Managing Real Estate
No longer does the life science industry often hold on to large tracts of land for future development, notes Richard McBlaine, international director, life sciences, Jones Lang LaSalle (JLL).
“Because of the economy as well as patent cliffs, most of the industry is no longer banking real estate. Now companies primarily are right-sizing and leasing or acquiring only the facilities they immediately need,” McBlaine says. “Some of the challenges faced in managing these facilities include hazardous waste management, roof maintenance, landscaping, snow removal, security, and even window washing, et cetera. Increasingly, companies are outsourcing these duties so they can focus on their core missions.”

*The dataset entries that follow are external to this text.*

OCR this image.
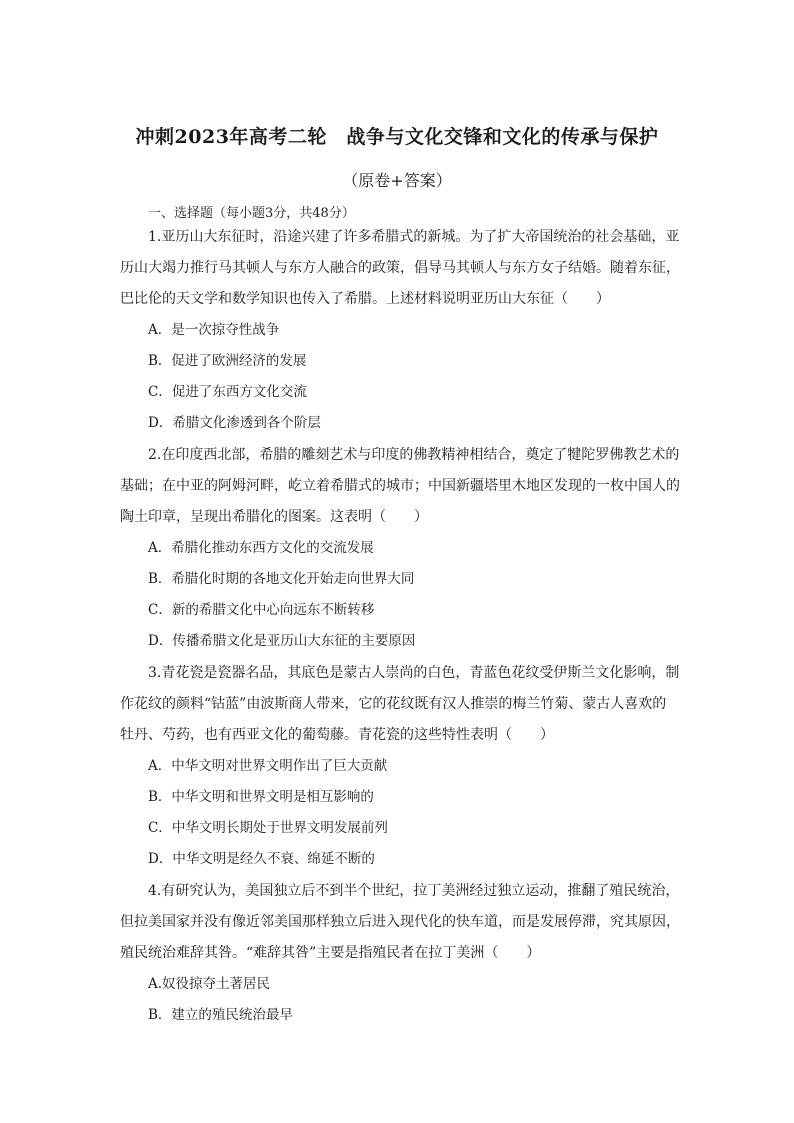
冲刺2023年高考二轮　战争与文化交锋和文化的传承与保护
（原卷+答案）
一、选择题（每小题3分，共48分）
1.亚历山大东征时，沿途兴建了许多希腊式的新城。为了扩大帝国统治的社会基础，亚
历山大竭力推行马其顿人与东方人融合的政策，倡导马其顿人与东方女子结婚。随着东征，
巴比伦的天文学和数学知识也传入了希腊。上述材料说明亚历山大东征（　　）
A．是一次掠夺性战争
B．促进了欧洲经济的发展
C．促进了东西方文化交流
D．希腊文化渗透到各个阶层
2.在印度西北部，希腊的雕刻艺术与印度的佛教精神相结合，奠定了犍陀罗佛教艺术的
基础；在中亚的阿姆河畔，屹立着希腊式的城市；中国新疆塔里木地区发现的一枚中国人的
陶土印章，呈现出希腊化的图案。这表明（　　）
A．希腊化推动东西方文化的交流发展
B．希腊化时期的各地文化开始走向世界大同
C．新的希腊文化中心向远东不断转移
D．传播希腊文化是亚历山大东征的主要原因
3.青花瓷是瓷器名品，其底色是蒙古人崇尚的白色，青蓝色花纹受伊斯兰文化影响，制
作花纹的颜料“钴蓝”由波斯商人带来，它的花纹既有汉人推崇的梅兰竹菊、蒙古人喜欢的
牡丹、芍药，也有西亚文化的葡萄藤。青花瓷的这些特性表明（　　）
A．中华文明对世界文明作出了巨大贡献
B．中华文明和世界文明是相互影响的
C．中华文明长期处于世界文明发展前列
D．中华文明是经久不衰、绵延不断的
4.有研究认为，美国独立后不到半个世纪，拉丁美洲经过独立运动，推翻了殖民统治，
但拉美国家并没有像近邻美国那样独立后进入现代化的快车道，而是发展停滞，究其原因，
殖民统治难辞其咎。“难辞其咎”主要是指殖民者在拉丁美洲（　　）
A.奴役掠夺土著居民
B．建立的殖民统治最早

JLL’s life sciences business manages 70 million square feet of research, manufacturing, and commercial space for some of the largest life sciences companies in the world, providing integrated facilities management, engineering and operations, energy and sustainability, transaction advisory services, lease administration, project management, and laboratory management services.
According to McBlaine, outsourcing to an expert facilities team specializing in life sciences is important because “these facilities often have special needs, for example, hazmat or research materials and equipment that are very sensitive to vibrations, heat/cold, humidity, et cetera. Choosing an experienced partner to do this assures everything is done safely and efficiently.”
He adds that another advantage to outsourcing is the ability to save on energy costs through use reduction and price negotiation. “Utilizing best practices and centralized purchasing, both the cost of power and the amount of energy utilized can be significantly reduced,” McBlaine says. “Including the latest smart building technology and service platforms helps ensure that each building is operating at peak efficiency.”
When looking into acquiring or leasing facilities for R&D and other operations, a new trend among life sciences companies is to cluster where prospective employees live.
“Years ago, the norm was for workers to relocate to get a job. Now, younger workers place more of a priority on choosing where they want to live, according to the quality of life they want to have. Thus, companies are increasingly seeking locations with access to the best pools of expert workers,” McBlaine says. “Places such as San Diego, Greater Boston, Philadelphia, Raleigh-Durham, and San Francisco are among the locations that companies are now selecting. For life sciences companies, managing their corporate real estate portfolios now requires not only expertise in the unique aspects of their facilities, but also an understanding of site selection dynamics in light of these clusters—establishing locations where talent, funding, and facilities are available for life science needs.”